Four fundamental construction contract rules

Published · 3 min read

Contracts, preferably in writing, are critical to assure participating parties in a construction project meet their obligations and legal responsibilities. Without a contract, you put your company at risk for disputes and potential legal action. Contracts are also required in order to file a lien or to obtain surety bonding.

I’ve worked with many contractors and subcontractors to prepare, review, and defend construction contracts. At a high level, I tell my clients there are four basic contracting rules they should be aware of:

Rule #1: There is no such thing as a standard contract.

Every contract situation is unique. A $50,000 contract is different than a $500,000 contract, a residential contract is different from a commercial contract, and the bargaining positions of each party are very different.

While there is no “standard construction contract,” you can standardize the process. If you perform service work, for example, you can put together a contract that applies to all of the service work you do. You can also have your lawyer prepare contract forms for small commercial projects or large residential work. Don’t forget about creating the contracts you want your vendors and subcontractors to sign. Grouping the documents this way will give you a selection of form contracts that can be used as a starting point for negotiations. Pro tip: Ask your lawyer to give you the form in Word format so you can edit it as needed in the future.

Rule #2: Most contracts are initially written to favor one party over the other.

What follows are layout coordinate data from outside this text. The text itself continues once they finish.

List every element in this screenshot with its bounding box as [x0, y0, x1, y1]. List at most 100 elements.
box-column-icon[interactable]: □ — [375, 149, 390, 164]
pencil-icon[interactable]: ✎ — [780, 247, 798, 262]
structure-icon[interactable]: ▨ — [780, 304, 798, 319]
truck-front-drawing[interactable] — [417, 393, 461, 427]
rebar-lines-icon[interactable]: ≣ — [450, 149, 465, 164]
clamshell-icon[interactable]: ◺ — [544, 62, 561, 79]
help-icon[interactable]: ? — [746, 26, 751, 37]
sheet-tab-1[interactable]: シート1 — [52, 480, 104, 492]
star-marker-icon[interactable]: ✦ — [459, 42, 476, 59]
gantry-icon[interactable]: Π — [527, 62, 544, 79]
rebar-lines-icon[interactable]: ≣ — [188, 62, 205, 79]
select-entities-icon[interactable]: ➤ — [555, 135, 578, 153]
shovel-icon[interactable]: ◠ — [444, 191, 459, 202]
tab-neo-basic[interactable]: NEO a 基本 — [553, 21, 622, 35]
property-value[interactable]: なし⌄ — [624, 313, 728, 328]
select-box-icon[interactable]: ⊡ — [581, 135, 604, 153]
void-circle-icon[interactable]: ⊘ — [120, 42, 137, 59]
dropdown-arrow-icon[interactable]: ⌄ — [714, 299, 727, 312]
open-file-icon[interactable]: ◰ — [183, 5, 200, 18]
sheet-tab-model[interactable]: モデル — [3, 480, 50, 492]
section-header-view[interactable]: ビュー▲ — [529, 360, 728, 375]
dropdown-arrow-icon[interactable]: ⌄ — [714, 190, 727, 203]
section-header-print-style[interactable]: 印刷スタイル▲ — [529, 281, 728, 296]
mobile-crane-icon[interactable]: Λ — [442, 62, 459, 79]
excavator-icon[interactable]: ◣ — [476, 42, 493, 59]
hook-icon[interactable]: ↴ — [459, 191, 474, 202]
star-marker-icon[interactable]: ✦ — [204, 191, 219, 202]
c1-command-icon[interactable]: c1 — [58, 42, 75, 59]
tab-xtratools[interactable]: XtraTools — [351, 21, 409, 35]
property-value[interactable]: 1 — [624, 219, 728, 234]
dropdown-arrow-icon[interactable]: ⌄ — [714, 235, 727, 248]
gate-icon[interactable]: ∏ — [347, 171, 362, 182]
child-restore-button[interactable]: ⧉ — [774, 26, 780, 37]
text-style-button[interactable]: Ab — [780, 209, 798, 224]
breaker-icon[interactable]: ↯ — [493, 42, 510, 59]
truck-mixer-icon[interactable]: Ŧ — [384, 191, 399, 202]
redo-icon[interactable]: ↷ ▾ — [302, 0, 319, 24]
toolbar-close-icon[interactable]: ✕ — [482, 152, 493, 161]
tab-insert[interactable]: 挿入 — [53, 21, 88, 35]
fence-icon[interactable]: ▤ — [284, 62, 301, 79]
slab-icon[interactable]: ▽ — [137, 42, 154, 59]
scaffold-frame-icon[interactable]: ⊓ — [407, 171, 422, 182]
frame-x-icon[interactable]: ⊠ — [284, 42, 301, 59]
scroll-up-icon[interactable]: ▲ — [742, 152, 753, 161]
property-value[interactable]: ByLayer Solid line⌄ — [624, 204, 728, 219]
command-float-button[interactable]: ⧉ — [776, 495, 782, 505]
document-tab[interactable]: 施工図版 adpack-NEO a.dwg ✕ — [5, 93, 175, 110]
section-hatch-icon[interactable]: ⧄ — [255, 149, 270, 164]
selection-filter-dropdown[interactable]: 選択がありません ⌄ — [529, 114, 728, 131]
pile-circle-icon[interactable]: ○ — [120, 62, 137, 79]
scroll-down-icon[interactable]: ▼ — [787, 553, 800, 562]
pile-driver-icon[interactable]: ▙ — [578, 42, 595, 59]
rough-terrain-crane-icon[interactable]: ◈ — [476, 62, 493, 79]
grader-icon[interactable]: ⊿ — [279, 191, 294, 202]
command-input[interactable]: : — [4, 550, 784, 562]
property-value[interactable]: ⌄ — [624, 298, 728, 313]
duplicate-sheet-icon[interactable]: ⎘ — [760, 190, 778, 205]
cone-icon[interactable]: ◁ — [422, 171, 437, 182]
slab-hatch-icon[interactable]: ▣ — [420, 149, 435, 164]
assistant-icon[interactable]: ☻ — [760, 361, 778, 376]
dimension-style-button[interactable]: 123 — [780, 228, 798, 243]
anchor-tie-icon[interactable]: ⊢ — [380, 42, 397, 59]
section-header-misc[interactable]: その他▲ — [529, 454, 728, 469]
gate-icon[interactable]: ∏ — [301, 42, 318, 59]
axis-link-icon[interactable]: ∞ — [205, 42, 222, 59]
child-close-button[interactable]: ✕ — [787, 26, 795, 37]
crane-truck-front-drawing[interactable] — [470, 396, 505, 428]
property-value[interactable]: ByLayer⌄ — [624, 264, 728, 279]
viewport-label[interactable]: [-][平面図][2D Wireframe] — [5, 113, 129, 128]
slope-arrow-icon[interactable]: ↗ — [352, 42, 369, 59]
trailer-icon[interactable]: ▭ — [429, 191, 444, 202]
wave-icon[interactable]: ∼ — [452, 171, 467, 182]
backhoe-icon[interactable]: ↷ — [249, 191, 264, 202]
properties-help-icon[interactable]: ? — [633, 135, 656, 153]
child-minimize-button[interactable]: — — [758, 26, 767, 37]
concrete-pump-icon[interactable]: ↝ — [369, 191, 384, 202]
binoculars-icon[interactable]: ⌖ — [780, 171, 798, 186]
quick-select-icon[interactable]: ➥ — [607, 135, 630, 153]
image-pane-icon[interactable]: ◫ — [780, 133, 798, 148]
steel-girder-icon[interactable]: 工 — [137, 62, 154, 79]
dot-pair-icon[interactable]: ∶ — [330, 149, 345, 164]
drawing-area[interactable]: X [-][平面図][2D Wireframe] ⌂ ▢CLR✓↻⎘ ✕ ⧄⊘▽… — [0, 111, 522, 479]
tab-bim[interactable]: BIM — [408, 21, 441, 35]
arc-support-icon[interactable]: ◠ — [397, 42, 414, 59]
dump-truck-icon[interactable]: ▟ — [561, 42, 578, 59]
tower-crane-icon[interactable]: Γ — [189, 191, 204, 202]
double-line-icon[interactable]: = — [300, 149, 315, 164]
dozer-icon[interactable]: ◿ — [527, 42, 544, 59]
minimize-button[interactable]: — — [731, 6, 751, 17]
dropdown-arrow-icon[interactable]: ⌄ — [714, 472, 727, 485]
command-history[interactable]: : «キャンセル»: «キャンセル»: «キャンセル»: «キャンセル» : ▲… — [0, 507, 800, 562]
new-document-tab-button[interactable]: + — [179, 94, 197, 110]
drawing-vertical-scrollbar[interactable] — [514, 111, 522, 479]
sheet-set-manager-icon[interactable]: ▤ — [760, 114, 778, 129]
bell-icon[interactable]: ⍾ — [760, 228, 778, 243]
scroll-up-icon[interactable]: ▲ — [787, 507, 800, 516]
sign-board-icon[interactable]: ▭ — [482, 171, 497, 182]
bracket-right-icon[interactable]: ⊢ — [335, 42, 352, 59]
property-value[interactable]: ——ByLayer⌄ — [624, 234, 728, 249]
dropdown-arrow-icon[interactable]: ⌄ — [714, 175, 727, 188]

Whoever writes and presents the first contract is the one who has the upper hand . . . at least in the beginning. A general contractor, for example, may have a subcontract drawn up that defines the scope of work in very broad terms to bind the subcontractor to the greatest scope possible. From a general contractor’s perspective, this is important if there is a dispute as to whether or not a particular item is base contract work or an extra or change order. On the other hand, this language does not benefit the subcontractor who will want to limit the scope to exactly what it includes, and doesn’t include.

Rule #3: Contracts can be modified.

Always carefully read and understand your contracts, including obtaining advice from your legal counsel. If terms are unreasonable, don’t hesitate to negotiate for contract changes that will protect your interests. You would not accept unreasonable dollar, scope, or time constraints in the contract, so don’t accept unreasonable payment terms, insurance requirements, indemnity obligations, and the like.

Pro tip: Even if the other party says they don’t make changes to their contract, don’t give up. Prepare an “addendum” that modifies the agreement by referring to the provisions you wish to change. Many folks that will not accept a physically marked-up contract will accept an addendum added as an exhibit to the contract.

Rule #4: To level the playing field, certain provisions can be included, excluded, or modified.

In my previous “Words to watch out for” post, I provided ways subcontractors could handle pay-when-paid, time is of the essence, and other contract provisions. Other areas to pay special attention to include (but are not limited to) project scope definition, timeline and liability connected to claims, delegation of safety obligation, and warranty requirements.

Following these four rules as part of your good contract practices will not only help reduce legal liability, but will establish the foundation needed to reach anticipated budget, schedule, and quality goals on your projects.

 

This article is for informational purposes only and is not legal advice. Consult your lawyer as laws may have changed or be interpreted differently depending on your jurisdiction and the facts of your specific situation.